Je sais aussi que les gens utilisent le terme 'bipolaire' pour expliquer un comportement erratique chez une personne qu'ils ne comprennent pas. 'Oh, elle est tellement bipolaire', dira quelqu'un. Et oui, même dans le monde d'aujourd'hui, il est principalement utilisé pour décrire une femme. J'ai cessé d'être sensible à cela il y a longtemps. Si les gens veulent être ignorants et dire des choses ignorantes, je ne me sens pas obligé d'être leur ami bipolaire symbolique pour les éduquer.

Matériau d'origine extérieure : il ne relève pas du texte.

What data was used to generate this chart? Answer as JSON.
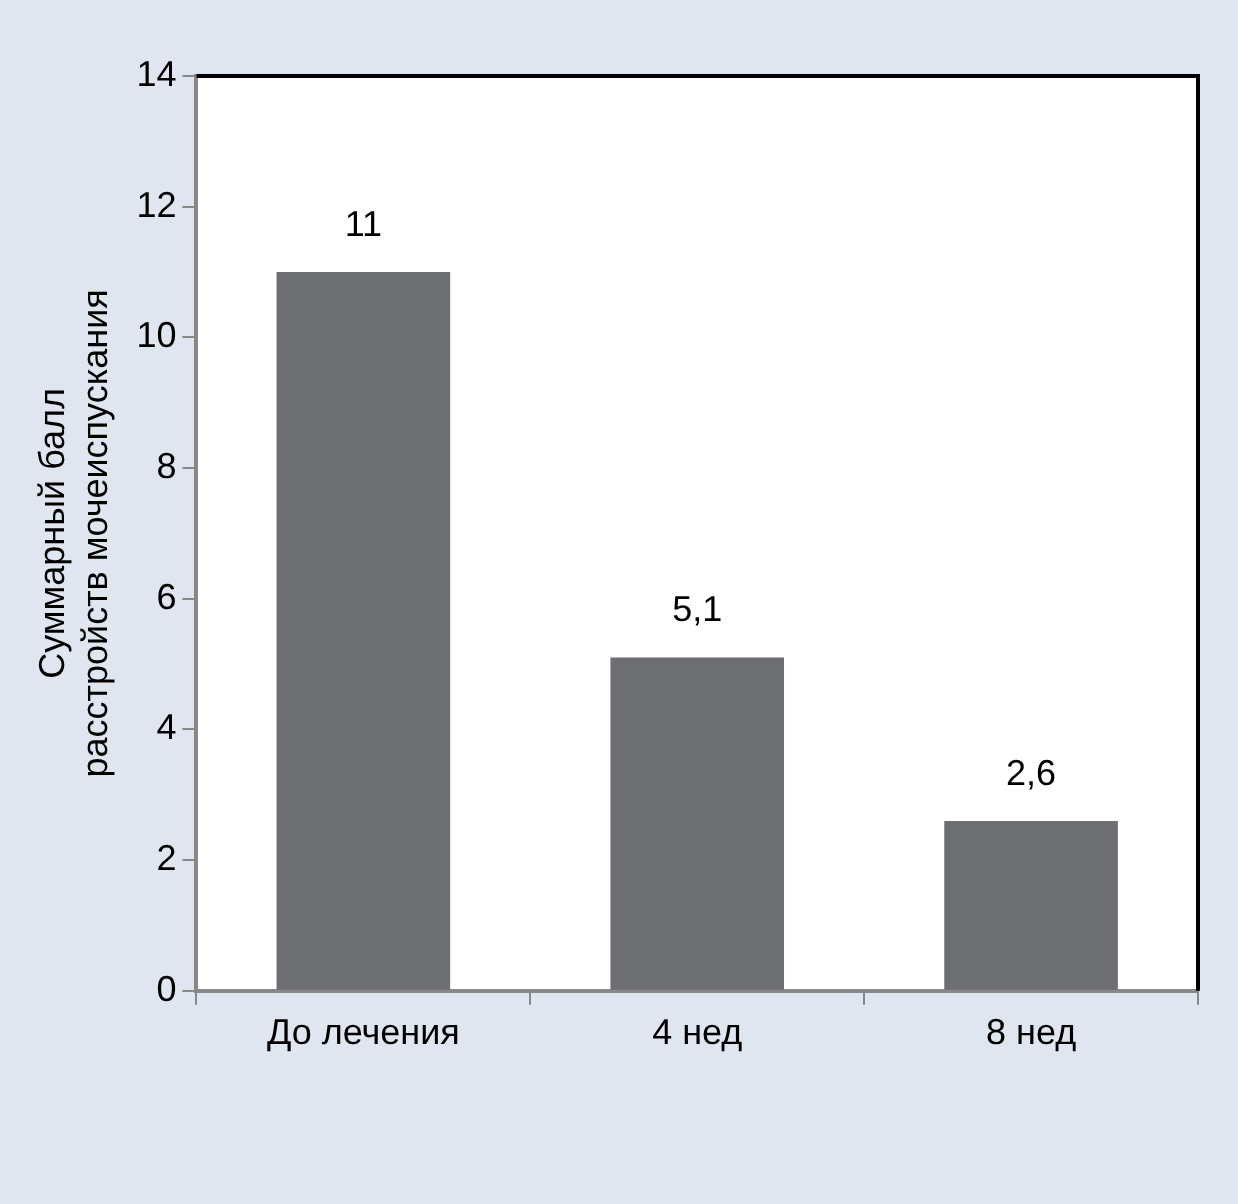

Je suis pleinement conscient que j'ai perdu beaucoup d'amis à cause de mon comportement. Je ne fais pas de publicité pour ça. Habituellement, au moment où je me rends compte que j'ai un épisode maniaco-dépressif, je suis dans les affres et le mal est fait. Revenir en arrière pour demander pardon à quelqu'un et essayer d'expliquer mon comportement en leur fournissant mon diagnostic ressemble à une échappatoire. Pourquoi devrais-je me tirer d'affaire pour avoir blessé quelqu'un simplement parce que j'ai un trouble bipolaire ? La réponse est que je ne devrais pas, et donc la plupart du temps je m'excuse, j'espère qu'ils me pardonneront et que ça continuera.
En fin de compte, j'ai un trouble bipolaire, mais le trouble bipolaire ne peut pas m'avoir. Les marées changent, mais j'ai mon canot de sauvetage. Et je prévois de continuer à pagayer aussi longtemps que mes bras pourront me porter.